Chung Ho Kim: Gentlemen, it is truly not a matter for my government to deal with.
Capt. Benjamin Franklin "Hawkeye" Pierce: This kid has a label that says "Made in Korea." Who do we talk to, Yugoslavia?
Chung Ho Kim: I am sorry.
Col. Sherman Potter: What about the terrible stories we hear? Mutilating babies, killing them?
Chung Ho Kim: Sadly, Colonel, in some cases they are true.
Capt. Benjamin Franklin "Hawkeye" Pierce: My God, what kind of a place is this?
Col. Sherman Potter: Easy, Pierce. We're just visitors in this country.
Chung Ho Kim: It's all right, Colonel. The captain asks a valid question.
Capt. Benjamin Franklin "Hawkeye" Pierce: Then how about a valid answer?
Chung Ho Kim: This is an ancient land, Captain. Its culture goes back many, many centuries. It has survived many wars. Our people are of one race. It is their feeling that the intrusion of a mixed-race child into such an ordered society represents disorder. Such a child is hated here.

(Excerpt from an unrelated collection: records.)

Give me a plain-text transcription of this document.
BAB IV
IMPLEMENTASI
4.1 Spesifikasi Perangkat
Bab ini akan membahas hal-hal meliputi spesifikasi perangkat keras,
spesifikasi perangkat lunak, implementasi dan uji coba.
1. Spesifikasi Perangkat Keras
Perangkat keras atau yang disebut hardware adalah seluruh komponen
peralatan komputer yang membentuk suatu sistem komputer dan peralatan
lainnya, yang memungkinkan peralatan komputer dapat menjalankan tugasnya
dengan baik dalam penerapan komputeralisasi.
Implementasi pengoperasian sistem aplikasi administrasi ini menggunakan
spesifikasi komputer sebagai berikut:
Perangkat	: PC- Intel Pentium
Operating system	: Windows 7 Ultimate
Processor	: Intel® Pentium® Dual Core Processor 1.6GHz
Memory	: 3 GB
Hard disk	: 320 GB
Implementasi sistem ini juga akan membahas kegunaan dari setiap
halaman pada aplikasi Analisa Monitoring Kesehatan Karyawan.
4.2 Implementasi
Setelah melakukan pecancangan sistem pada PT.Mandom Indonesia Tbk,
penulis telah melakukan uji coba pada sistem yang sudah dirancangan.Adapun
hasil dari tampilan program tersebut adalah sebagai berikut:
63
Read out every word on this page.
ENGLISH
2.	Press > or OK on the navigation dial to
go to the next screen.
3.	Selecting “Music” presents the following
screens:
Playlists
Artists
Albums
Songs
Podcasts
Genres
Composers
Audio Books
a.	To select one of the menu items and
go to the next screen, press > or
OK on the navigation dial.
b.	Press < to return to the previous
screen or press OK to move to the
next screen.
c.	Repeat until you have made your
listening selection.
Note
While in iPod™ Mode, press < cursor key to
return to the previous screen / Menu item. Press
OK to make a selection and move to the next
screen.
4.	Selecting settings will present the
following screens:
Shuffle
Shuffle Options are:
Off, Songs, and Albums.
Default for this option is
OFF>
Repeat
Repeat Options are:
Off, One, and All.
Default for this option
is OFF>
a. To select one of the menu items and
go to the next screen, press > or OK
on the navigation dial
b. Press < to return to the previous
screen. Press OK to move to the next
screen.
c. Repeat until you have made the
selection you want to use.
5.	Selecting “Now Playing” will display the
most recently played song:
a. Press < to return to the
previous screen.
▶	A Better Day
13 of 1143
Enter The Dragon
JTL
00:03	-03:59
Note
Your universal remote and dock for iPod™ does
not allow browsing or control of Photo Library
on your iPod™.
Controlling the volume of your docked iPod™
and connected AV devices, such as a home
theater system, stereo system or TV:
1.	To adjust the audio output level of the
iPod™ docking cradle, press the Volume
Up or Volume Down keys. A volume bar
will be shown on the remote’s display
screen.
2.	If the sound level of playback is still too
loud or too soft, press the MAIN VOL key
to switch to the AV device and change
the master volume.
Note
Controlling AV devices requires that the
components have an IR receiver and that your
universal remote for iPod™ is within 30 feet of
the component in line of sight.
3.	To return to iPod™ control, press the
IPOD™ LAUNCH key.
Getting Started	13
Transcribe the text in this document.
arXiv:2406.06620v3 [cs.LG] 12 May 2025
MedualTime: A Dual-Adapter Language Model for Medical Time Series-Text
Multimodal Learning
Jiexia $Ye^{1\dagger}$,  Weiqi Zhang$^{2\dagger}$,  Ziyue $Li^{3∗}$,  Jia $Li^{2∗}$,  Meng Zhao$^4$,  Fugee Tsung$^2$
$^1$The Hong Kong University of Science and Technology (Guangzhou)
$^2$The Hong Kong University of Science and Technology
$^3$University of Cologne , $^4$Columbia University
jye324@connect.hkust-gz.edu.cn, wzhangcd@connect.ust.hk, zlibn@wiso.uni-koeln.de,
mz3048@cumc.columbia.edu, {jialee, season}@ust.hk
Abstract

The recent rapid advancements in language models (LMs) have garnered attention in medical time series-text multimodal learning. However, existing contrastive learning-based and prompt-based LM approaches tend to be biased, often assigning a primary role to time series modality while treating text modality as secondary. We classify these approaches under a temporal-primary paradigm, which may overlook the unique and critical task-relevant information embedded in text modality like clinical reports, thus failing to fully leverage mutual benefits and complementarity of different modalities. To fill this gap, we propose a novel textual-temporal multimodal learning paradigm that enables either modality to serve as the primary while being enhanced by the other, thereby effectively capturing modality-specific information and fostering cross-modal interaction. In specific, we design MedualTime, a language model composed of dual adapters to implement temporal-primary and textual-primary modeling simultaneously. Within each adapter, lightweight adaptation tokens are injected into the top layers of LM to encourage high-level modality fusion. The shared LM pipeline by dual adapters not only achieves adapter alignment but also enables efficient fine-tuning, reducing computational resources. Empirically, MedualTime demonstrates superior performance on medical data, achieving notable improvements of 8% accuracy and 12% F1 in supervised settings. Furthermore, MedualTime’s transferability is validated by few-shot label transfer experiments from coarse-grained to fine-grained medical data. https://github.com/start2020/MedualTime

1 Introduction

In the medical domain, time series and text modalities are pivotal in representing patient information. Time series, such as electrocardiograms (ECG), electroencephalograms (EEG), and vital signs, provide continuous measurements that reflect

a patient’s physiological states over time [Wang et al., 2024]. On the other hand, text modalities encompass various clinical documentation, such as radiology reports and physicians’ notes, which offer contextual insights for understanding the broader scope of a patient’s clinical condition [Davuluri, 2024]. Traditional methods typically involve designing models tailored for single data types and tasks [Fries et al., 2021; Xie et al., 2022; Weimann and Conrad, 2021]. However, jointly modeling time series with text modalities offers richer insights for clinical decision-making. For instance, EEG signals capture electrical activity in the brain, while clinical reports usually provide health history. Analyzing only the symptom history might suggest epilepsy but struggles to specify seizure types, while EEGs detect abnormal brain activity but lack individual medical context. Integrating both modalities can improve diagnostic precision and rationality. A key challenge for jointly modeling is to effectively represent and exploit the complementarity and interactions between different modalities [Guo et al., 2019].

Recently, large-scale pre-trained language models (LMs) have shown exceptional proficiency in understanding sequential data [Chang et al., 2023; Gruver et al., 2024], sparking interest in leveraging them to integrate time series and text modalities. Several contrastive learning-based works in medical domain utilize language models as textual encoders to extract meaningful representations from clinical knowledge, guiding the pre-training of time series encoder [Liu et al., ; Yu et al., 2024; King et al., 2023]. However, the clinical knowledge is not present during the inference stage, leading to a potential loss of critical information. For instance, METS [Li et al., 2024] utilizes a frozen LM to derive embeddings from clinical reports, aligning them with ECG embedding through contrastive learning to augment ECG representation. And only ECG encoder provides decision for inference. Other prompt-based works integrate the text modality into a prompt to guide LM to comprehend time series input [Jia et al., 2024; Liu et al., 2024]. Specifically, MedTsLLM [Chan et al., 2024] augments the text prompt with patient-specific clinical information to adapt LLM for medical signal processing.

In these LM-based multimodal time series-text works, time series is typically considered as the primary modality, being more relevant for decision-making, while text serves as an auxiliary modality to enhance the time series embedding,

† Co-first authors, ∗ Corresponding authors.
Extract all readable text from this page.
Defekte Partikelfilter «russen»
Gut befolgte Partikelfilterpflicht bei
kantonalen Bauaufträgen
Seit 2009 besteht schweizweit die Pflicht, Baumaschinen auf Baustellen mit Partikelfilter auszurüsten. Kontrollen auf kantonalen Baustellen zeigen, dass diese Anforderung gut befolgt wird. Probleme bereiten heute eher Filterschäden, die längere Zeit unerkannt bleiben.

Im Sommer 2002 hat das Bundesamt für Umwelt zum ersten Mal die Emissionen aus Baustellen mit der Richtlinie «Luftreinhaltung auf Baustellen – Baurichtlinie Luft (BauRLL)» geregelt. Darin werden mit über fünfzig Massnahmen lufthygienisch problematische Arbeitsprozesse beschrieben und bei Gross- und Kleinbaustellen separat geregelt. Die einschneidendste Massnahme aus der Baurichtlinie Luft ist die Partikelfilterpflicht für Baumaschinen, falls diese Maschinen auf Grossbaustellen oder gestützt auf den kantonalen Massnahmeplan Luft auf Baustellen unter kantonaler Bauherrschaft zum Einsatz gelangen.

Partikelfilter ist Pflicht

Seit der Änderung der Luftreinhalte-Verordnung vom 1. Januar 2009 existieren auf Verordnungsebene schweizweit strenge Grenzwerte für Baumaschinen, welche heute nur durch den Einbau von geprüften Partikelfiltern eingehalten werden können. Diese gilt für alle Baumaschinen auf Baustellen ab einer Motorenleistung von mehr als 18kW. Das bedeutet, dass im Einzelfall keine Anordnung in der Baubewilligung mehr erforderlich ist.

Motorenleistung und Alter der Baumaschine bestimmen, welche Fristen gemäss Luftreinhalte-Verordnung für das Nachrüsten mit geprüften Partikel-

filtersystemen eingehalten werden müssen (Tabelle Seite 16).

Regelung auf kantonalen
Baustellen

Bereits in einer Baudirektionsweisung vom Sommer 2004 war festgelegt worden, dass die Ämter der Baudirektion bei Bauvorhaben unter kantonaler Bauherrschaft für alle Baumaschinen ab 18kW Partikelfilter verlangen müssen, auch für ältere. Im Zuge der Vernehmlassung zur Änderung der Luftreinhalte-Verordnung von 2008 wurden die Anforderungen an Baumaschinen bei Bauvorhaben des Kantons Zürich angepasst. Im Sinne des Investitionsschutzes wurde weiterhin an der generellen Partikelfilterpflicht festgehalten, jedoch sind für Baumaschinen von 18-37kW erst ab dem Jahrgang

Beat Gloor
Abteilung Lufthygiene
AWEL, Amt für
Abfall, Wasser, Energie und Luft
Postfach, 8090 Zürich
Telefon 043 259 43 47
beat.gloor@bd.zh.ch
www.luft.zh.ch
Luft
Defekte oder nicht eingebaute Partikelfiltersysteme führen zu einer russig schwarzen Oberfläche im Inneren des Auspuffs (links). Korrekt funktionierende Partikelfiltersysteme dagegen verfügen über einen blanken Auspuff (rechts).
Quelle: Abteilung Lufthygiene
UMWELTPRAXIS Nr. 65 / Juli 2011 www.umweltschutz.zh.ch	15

Capt. Benjamin Franklin "Hawkeye" Pierce: Yeah, so I've heard.
Chung Ho Kim: I do not deny that they are treated with terrible cruelty. Korean law barely acknowledges their existence, and protects them not at all.
Capt. Benjamin Franklin "Hawkeye" Pierce: Swell.
Chung Ho Kim: This may seem harsh and inflexible, but such attitudes are not unique to my country.
Capt. Benjamin Franklin "Hawkeye" Pierce: Oh, who is it now, Bolivia?
Chung Ho Kim: No, Captain, your United States. Americans are not the only ones fathering such children, but they are the only ones who ignore them. France, Great Britain, the Netherlands, acknowledge a responsibility for these unfortunate babies of their military. They will support and help them, offer them citizenship, but the United States - where all men are created equal - refuses to do this. You reject the children of your own people.